Nothing beats a meaty pasta dish to warm you up from the inside. But, if you want to reduce your red meat intake and add something extra, think mushrooms. It adds an umami flavour to the beef with a lot less fat and sodium than the full meat version.
You’ll need: 30ml olive oil; 1 onion, peeled & chopped; 1 carrot, peeled & chopped; 2 cloves garlic, finely chopped; 4 sprigs thyme, woody stalks removed; 250g beef mince; 250g button mushrooms, sliced; 1 can chopped tomatoes; 1 cup beef stock; 5ml sugar; 5ml smoked paprika; salt & pepper to taste; freshly cooked pasta (like spaghetti), to serve; fresh basil leaves and grated parmesan cheese, for serving
Heat the oil in a medium pot, then add the onion and carrot. Fry over medium-high heat until soft but not brown yet. Add the garlic and fry for another minute.
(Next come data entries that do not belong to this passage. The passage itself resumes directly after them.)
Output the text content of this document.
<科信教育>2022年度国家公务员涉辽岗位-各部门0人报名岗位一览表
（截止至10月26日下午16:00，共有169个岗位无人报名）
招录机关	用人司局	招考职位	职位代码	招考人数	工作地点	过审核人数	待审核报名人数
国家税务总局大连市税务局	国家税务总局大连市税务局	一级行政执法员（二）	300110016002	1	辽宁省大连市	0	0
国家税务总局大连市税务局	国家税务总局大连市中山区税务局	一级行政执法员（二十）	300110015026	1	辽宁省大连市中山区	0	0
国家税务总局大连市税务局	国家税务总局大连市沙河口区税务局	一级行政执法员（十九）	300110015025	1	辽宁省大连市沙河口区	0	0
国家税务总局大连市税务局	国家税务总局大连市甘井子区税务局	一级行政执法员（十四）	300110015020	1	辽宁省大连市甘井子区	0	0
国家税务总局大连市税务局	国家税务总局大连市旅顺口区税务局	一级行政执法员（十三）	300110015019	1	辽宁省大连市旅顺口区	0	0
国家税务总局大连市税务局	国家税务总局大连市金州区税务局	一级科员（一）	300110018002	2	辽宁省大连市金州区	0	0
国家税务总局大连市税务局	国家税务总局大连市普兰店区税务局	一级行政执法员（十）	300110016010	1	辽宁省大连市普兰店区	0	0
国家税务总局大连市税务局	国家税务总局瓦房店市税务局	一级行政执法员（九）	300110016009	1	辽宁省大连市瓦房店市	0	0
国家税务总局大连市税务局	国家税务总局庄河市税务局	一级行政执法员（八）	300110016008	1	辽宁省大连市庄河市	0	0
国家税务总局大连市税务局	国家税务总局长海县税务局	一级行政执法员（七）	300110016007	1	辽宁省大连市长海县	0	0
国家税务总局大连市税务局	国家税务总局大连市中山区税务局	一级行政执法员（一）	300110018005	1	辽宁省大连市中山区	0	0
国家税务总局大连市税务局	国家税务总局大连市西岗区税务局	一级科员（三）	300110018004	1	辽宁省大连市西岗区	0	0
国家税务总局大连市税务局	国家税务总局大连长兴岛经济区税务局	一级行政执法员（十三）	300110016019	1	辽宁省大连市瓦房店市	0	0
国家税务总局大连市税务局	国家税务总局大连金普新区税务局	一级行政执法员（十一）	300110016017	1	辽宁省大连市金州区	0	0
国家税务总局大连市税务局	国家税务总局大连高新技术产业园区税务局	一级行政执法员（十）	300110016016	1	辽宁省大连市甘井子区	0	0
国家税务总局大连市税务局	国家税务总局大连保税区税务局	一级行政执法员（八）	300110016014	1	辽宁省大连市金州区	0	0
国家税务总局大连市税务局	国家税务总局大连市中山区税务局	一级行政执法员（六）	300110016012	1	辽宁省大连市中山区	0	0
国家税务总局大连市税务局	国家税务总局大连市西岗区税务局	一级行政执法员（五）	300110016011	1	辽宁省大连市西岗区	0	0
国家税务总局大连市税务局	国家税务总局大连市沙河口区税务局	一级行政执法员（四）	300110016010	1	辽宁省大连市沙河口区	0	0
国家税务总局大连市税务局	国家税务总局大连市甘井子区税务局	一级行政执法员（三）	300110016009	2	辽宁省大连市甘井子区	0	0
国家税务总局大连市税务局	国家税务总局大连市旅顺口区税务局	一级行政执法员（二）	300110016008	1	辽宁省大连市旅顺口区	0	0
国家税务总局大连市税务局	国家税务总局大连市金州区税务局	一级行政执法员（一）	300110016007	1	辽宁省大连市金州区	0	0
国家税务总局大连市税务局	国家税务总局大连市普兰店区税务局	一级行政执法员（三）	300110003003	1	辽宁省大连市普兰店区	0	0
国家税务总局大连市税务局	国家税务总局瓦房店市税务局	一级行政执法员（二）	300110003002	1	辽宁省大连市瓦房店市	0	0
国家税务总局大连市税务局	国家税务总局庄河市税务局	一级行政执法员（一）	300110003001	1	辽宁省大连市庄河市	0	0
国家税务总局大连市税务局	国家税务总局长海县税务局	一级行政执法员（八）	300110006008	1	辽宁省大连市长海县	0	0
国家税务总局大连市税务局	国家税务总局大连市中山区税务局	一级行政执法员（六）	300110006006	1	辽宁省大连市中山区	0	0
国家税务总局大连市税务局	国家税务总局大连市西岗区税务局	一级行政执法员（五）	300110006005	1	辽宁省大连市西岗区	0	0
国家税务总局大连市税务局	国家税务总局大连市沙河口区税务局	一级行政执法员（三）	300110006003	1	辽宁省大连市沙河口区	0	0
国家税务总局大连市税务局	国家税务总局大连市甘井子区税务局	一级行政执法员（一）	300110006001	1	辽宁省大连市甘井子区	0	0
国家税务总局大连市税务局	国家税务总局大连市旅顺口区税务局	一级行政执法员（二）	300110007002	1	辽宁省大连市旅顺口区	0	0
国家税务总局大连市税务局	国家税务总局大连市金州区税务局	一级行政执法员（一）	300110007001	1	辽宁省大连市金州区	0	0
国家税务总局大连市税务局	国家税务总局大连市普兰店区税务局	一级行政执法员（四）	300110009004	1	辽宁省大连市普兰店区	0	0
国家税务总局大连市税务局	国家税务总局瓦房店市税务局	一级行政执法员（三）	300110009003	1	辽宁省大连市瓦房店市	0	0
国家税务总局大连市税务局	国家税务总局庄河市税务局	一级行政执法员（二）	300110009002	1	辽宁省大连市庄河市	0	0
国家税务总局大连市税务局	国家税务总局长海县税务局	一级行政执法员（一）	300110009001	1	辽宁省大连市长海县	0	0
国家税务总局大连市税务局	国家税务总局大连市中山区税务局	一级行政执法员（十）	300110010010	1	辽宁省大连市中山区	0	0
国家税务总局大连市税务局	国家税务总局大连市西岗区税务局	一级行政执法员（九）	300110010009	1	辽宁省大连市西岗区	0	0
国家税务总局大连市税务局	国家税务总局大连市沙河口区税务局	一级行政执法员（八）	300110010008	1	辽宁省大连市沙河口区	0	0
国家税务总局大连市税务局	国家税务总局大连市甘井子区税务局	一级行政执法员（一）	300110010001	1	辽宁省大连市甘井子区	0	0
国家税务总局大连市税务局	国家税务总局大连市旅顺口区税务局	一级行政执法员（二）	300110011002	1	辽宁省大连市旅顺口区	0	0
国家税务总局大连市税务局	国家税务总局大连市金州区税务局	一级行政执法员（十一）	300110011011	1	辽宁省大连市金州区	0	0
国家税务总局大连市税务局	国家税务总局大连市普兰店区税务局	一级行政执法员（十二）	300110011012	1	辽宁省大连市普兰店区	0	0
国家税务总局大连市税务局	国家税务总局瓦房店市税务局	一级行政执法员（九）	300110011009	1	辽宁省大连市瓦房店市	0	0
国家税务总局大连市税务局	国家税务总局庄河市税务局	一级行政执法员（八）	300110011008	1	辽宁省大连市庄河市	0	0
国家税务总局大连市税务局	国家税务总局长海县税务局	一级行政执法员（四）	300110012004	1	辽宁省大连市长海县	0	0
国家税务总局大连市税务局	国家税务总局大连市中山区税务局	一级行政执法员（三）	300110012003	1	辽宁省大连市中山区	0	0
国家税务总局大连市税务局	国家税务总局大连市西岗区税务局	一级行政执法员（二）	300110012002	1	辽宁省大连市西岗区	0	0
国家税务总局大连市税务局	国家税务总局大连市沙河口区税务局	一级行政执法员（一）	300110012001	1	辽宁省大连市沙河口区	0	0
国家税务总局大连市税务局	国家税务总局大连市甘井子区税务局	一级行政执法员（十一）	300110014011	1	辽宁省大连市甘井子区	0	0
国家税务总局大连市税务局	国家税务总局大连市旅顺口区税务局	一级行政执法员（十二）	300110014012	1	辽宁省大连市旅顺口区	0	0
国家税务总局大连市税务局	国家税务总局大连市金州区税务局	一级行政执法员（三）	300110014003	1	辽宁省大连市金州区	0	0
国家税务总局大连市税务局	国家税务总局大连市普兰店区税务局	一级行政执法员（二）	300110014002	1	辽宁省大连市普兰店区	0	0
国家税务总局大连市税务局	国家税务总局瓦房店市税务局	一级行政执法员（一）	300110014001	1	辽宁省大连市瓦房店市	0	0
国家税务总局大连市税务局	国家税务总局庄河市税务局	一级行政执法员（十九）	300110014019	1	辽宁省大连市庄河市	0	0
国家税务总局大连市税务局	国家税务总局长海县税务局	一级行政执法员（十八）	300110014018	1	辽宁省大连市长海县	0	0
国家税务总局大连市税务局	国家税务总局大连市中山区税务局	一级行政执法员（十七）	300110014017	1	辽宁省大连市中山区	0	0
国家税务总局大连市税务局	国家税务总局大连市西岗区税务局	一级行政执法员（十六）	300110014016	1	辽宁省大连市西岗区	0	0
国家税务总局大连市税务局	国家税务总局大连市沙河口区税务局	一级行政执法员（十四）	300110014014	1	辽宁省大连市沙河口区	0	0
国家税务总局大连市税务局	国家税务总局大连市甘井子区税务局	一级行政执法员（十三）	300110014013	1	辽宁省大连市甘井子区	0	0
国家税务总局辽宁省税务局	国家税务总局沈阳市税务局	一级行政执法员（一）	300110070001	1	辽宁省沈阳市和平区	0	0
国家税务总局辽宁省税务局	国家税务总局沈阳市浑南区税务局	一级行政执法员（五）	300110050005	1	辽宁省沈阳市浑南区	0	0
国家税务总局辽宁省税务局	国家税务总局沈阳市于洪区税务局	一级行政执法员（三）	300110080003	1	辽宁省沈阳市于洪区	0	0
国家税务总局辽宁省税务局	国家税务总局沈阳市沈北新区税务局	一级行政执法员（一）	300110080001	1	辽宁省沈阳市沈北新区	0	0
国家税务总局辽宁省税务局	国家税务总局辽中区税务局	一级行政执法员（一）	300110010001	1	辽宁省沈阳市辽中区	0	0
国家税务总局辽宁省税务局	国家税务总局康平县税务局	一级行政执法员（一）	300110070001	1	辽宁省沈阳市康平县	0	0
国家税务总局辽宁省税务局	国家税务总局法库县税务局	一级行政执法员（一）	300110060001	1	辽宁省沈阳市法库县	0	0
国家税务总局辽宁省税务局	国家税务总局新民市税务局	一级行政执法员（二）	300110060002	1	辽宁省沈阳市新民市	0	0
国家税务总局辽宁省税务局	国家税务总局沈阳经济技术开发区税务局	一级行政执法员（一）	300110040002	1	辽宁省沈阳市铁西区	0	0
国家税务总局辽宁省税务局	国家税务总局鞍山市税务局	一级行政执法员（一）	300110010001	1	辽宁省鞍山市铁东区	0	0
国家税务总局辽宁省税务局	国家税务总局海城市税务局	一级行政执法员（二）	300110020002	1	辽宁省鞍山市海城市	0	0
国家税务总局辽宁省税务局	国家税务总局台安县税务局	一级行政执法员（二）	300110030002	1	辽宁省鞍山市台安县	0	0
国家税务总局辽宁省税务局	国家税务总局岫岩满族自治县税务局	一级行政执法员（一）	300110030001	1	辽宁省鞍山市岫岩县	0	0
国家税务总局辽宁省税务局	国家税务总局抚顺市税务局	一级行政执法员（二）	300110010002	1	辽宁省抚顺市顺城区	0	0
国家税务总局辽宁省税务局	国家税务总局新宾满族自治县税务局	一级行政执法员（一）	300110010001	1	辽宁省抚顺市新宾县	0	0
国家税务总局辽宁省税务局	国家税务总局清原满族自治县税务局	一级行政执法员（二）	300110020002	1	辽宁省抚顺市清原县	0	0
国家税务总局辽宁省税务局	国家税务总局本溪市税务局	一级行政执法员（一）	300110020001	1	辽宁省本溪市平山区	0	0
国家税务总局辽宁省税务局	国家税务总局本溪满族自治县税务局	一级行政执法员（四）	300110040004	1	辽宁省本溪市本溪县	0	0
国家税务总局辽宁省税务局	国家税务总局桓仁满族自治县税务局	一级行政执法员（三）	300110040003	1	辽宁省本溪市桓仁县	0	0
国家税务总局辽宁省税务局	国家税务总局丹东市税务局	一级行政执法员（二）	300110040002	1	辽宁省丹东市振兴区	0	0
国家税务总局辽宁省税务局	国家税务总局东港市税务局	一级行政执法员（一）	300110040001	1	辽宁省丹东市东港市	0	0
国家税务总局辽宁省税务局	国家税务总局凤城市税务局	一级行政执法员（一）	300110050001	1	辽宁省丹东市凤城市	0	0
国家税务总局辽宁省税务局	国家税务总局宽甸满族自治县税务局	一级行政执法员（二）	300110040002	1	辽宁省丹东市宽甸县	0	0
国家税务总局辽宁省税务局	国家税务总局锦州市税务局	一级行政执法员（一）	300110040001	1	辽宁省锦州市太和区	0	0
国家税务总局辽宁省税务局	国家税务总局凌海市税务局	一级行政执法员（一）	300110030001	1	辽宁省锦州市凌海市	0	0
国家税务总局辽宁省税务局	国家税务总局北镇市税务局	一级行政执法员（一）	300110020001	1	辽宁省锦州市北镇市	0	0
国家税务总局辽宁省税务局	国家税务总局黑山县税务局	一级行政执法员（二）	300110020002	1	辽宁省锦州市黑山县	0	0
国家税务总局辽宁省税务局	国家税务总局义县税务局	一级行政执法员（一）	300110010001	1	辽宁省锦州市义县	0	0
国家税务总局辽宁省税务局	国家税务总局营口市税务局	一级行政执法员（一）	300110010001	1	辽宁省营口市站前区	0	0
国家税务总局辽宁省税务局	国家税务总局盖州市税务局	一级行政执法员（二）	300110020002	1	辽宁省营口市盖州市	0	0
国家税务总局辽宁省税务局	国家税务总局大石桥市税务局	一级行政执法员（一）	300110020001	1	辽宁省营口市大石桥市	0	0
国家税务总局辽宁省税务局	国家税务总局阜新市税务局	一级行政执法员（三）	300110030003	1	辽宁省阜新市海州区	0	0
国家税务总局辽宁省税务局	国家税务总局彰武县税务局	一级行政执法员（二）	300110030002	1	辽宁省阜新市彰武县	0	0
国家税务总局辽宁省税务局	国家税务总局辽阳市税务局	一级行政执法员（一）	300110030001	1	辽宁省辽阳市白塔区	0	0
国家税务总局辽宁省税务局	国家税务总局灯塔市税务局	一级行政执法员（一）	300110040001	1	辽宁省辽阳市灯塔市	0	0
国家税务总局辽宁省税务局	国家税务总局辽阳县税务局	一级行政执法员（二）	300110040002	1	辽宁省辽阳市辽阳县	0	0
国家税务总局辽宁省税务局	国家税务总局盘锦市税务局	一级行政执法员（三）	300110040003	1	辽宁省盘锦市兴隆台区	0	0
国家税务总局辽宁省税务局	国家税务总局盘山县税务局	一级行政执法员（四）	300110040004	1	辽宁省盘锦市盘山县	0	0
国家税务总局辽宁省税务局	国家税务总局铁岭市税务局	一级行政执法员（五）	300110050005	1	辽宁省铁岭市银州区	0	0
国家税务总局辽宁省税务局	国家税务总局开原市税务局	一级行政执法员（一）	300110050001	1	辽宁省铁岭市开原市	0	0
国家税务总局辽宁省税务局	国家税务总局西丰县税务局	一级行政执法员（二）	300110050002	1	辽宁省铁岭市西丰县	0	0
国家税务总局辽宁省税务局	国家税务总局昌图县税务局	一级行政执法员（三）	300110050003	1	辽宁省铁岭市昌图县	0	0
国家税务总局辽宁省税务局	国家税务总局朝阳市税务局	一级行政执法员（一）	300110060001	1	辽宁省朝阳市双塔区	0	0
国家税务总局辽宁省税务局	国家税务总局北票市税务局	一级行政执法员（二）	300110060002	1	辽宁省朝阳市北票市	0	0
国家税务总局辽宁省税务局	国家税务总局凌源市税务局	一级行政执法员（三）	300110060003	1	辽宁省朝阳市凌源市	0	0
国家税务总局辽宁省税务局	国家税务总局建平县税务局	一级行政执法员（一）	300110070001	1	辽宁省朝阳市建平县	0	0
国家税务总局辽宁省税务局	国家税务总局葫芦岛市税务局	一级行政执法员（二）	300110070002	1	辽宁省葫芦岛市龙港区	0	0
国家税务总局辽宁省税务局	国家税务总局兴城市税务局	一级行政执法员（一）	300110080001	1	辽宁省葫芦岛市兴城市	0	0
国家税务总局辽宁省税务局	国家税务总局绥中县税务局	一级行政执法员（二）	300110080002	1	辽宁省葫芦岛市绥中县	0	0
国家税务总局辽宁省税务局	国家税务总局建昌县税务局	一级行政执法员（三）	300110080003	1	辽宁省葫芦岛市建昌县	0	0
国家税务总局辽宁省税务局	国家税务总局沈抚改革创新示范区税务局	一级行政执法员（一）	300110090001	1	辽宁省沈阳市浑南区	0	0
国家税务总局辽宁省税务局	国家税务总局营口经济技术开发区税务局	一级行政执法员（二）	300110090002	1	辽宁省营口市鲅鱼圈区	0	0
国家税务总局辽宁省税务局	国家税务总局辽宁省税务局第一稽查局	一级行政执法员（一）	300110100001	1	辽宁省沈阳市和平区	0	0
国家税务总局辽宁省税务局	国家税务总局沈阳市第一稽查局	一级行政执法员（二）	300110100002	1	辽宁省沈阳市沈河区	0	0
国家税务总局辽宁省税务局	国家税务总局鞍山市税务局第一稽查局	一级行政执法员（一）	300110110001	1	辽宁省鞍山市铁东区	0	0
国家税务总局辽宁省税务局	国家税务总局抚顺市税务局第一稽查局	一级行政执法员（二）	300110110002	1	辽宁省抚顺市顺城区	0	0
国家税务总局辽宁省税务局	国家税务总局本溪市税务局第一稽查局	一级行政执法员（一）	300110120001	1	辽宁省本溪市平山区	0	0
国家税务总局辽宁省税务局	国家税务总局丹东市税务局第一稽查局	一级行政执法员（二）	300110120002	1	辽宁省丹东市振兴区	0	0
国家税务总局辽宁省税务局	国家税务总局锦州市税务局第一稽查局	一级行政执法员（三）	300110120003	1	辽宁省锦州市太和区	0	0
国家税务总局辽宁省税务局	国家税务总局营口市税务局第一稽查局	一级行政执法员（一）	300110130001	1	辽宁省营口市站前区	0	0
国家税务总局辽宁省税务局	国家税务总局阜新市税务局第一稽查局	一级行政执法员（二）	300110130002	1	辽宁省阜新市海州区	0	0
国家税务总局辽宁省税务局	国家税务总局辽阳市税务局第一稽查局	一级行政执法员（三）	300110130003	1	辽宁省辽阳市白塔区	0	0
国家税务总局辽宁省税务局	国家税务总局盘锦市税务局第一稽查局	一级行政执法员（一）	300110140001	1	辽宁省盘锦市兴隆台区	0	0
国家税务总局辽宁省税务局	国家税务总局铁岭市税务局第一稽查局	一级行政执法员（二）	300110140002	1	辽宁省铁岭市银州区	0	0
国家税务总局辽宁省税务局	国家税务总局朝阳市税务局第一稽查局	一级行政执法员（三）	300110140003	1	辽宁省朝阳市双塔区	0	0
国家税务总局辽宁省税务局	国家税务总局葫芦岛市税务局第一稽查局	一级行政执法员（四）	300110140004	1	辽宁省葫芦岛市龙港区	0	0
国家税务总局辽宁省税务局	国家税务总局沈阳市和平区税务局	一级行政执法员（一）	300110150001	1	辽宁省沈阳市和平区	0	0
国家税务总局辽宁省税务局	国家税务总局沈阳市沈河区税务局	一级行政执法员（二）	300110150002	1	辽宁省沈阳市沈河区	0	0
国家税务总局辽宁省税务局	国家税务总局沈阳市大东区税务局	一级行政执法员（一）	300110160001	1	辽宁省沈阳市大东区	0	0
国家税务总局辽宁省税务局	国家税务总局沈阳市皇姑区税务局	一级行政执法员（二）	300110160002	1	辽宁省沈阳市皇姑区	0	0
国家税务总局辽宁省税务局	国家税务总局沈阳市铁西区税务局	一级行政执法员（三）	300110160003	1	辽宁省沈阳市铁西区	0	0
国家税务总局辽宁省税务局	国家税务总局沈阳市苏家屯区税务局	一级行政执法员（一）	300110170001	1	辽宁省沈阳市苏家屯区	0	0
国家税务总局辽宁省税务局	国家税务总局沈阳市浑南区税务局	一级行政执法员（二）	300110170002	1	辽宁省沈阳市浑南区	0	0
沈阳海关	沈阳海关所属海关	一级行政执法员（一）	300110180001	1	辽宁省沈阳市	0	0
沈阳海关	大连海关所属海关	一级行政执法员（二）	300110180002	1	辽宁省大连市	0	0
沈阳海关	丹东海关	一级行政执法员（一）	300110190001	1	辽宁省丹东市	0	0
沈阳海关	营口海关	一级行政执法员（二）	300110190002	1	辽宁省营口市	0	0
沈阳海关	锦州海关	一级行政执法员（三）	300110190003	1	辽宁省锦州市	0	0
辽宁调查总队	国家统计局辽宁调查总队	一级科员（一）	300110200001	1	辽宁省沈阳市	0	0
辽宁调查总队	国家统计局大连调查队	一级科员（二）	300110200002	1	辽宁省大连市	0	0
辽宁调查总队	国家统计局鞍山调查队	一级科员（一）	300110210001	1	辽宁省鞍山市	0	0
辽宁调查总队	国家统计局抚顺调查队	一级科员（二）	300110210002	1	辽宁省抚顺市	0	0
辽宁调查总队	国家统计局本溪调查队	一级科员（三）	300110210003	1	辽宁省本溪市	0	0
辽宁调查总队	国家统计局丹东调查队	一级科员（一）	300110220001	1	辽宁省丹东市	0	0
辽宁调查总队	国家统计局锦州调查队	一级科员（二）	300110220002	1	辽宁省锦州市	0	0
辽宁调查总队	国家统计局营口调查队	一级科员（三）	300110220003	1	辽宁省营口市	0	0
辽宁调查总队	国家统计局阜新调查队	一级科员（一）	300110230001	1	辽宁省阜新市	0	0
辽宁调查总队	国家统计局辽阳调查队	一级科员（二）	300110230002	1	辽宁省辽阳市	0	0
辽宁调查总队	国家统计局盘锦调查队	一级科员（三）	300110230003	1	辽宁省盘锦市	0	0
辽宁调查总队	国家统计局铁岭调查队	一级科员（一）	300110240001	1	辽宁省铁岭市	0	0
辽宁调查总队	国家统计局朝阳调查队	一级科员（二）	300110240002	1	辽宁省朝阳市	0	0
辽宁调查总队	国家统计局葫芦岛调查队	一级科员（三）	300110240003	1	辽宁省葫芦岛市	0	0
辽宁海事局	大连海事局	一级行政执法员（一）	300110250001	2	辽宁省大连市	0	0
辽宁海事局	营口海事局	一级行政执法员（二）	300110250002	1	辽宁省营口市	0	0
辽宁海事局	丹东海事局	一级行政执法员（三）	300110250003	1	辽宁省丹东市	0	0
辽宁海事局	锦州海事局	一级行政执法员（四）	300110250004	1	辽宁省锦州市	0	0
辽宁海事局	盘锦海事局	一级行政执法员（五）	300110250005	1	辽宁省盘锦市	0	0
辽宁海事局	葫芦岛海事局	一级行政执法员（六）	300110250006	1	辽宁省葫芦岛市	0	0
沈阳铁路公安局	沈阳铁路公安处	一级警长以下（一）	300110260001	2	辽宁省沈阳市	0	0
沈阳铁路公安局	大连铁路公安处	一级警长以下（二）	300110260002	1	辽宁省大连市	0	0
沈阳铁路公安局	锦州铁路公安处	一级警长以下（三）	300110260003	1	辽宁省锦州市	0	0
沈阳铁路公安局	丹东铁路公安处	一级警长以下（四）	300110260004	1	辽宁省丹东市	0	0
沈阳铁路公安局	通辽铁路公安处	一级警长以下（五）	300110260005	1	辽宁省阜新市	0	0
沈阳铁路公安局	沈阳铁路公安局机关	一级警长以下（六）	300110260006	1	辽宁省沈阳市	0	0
Add the mince and mushrooms and fry, breaking up lumps with your wooden spoon. Fry until the mixture starts to catch on the bottom – about 10-15 minutes, then add the tomatoes, stock, sugar, paprika and stir well. Season with salt & pepper, then cover and simmer over low heat for at least 30 minutes (or up to 2 hours), stirring now and then.
Taste and adjust seasoning if needed. Serve hot over freshly cooked pasta, scattered with fresh basil and parmesan cheese.